恩師 徐文忠 師爺と共に 1985年 この時、徐老師は75歳

徐文忠老師




朱多絹 老師と共に 1985年 上海体育学院にて

朱多絹老師

楊承冰 老師 1986年 

楊承冰老師

今年は中国大陸との往来を始めて30周年という年で、自分にとって記念すべき年です。

ある意味では時が過ぎてみると、「この年までに」やりたかったこと、知りたかったこと、学びたかったことを「やり遂げた」そんな感覚を実感しています。

1985年に初めて上海の地へ降り立ち、印象的だったのは中国の「活気」でした。

偉大なる伝統武術家、徐文忠老師の指導を受け、

上海体育学院で朱多絹老師に基礎や基本の詳細を学び、翌年に安徽省武術隊で楊承冰老師に学びました。

大先輩の兄弟子の賈平さんとの知遇を得て、今でも交流が続く安徽省武術ファミリーとの縁を感じます。

新年が始まり、私にとって「今まで」と「これから」は、随分と感覚が変わった気がしています。

そして先日の鎌倉と江ノ島訪問で得た、伝統日本人として強く生き抜くために必要な精神の重要性を学び取り、

改めて、私の学び得た伝統中国武術文化的感性と、伝統日本的精神と、現代日本社会的処世術の融合体としての「スタイル」を確立できた感覚を持ちました。

新年になって再開した武術隊式トレーニングでは、内容を変えるようにしました。

謂わば「先達後学」という感覚です。

先行してトレーニングが進んで行っている皆さんは、これから大事なのは「武術文化」としての技の体得です。

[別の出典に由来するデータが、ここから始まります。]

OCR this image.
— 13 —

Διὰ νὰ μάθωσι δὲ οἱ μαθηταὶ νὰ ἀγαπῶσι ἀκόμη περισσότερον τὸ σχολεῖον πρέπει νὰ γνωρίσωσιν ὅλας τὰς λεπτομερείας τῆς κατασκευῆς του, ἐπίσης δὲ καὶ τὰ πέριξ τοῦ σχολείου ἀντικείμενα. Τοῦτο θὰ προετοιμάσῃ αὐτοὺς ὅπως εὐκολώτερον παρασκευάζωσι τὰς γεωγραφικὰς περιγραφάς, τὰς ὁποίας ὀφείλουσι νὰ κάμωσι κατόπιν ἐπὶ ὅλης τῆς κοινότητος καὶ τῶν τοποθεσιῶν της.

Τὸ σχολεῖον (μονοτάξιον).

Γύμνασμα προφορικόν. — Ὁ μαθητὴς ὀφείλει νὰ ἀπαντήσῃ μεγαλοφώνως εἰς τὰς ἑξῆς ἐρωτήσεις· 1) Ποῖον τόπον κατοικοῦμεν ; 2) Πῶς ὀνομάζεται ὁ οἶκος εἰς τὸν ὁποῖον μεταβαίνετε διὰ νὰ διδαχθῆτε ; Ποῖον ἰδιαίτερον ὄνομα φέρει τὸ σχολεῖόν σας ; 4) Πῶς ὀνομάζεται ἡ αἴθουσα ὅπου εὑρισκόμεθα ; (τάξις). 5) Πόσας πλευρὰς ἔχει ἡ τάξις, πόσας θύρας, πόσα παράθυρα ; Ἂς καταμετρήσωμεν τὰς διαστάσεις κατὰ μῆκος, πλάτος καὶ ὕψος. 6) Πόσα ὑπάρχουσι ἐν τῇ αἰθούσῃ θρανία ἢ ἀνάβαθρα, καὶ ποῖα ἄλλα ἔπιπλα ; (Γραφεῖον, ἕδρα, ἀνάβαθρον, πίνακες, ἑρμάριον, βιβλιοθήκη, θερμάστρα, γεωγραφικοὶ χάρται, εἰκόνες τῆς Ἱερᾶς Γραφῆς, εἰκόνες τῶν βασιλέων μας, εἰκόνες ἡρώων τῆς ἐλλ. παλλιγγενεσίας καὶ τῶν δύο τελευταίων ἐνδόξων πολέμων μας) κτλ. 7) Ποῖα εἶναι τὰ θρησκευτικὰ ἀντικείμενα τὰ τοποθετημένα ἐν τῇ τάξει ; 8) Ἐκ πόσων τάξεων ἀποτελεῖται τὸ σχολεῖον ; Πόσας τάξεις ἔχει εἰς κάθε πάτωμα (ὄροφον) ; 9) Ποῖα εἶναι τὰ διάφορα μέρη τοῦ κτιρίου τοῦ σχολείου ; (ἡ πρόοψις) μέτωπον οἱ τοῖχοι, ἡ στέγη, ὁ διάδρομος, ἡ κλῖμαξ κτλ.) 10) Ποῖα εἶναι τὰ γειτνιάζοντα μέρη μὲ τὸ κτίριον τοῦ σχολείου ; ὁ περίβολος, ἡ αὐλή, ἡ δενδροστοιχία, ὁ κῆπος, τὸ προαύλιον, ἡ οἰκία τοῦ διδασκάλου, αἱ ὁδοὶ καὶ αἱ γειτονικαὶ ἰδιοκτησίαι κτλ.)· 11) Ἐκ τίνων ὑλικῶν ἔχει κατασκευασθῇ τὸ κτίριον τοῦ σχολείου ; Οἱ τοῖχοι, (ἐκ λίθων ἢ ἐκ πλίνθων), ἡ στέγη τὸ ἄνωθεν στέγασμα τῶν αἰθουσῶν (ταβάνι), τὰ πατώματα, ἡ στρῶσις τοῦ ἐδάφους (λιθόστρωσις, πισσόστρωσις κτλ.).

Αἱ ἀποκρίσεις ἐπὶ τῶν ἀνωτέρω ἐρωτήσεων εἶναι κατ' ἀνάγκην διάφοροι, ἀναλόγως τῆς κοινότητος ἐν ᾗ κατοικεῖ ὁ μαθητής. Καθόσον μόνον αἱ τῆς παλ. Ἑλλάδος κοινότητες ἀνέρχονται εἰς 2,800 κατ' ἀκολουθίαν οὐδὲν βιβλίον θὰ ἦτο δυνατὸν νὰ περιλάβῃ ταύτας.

これは徐文忠老師やお嬢様の徐淑貞老師、楊承冰老師から学んだ武術文化感覚で、文化すなわち「文字」が「化す」という意味においてでの、

伝統的中国文化の感性が武術技能に溶け込んだ技法を行えるようにしていく、というものです。


「先達後学」ということは、現代日本社会の人々の生活パターンにおいての精神性では、

毎日朝に何を求め、昼に何を思い、夜に何を考えているのか、

一人ひとりを把握しにくく、

現代日本社会の環境では、

雑音:ノイズがとにかく多く発せられ、

雑念:不快感がたくさん押し着せられ、

心身的な空間や環境から、それらから逃れにくい事情がたくさんあります。


その中ででも多くの方々に接し、できるだけ進展をさせて挙げたいという思いがあり、

「武術文化的感覚」を「できる人」に伝えていくようにしていきたいと思っています。

そのためには、武術運動を行うというのは、とても多くの動作や意識などが多く絡み合った世界観を持つので、

先ずは「動作」を行える、そして技法の意味や意識を理解する、

それから単練套路と対打套路をしっかりと行える、

ここまで各自各自で練習し、

それから「武術文化的意識」を含んだ練習方法へと移行します。


「先達後学」のトレーニング方法では理解できてきた人に集中して、指導にあたりたいので、

指導中に、私が何も言わない時は、

「動作」を行える、技法の意味や意識を理解する、

単練套路と対打套路をしっかりと通せる、

つまり、この3つを先ず自分自身で確立できないと、

「言葉における意味」が、必ず理解不能に陥る状況になりやすいので、

武術隊、武術班では今後、しっかりと練習時間をとって各自各自で行っておいて欲しいと思います。


中国武術というのは本質的には「伝統文化」なので、文化的側面に理解が弱い方は、歴史長き漢字文化:文字文化感覚を理解して、

そこから入れるようにして頂きたいのと、

「先達:先に達する人」は、どんどん進展し、

「後学:後から学ぶ人」は、先達の人から、一先ず何でも言葉足らずで大丈夫なので、後から後から学び続けて、先行く人へ続いて行って欲しいと思います。

そして今年から重要な意識感覚ですが、伝統文化である中国武術意識には、上手下手という概念ではなく、

「達したか未だ」と「精度」の事実だけなので、

普通一般日本人感覚の「あの人は上手だから」とか「私は下手だから」というような俗性を含まない世界観なので、

「時間」と「努力」と「到達」の3つの純粋な実践と、

根幹にある精神性において理解を深めるために、

伝統中国の思想哲学である「論語」「老子」「荘子」の3つは日本でも文庫本などでもたくさんあるので空き時間を利用したりしては通読をしておいて欲しいと思います。

そうすることで中国武術の「精神文化」の世界を楽しんで欲しいと願っています。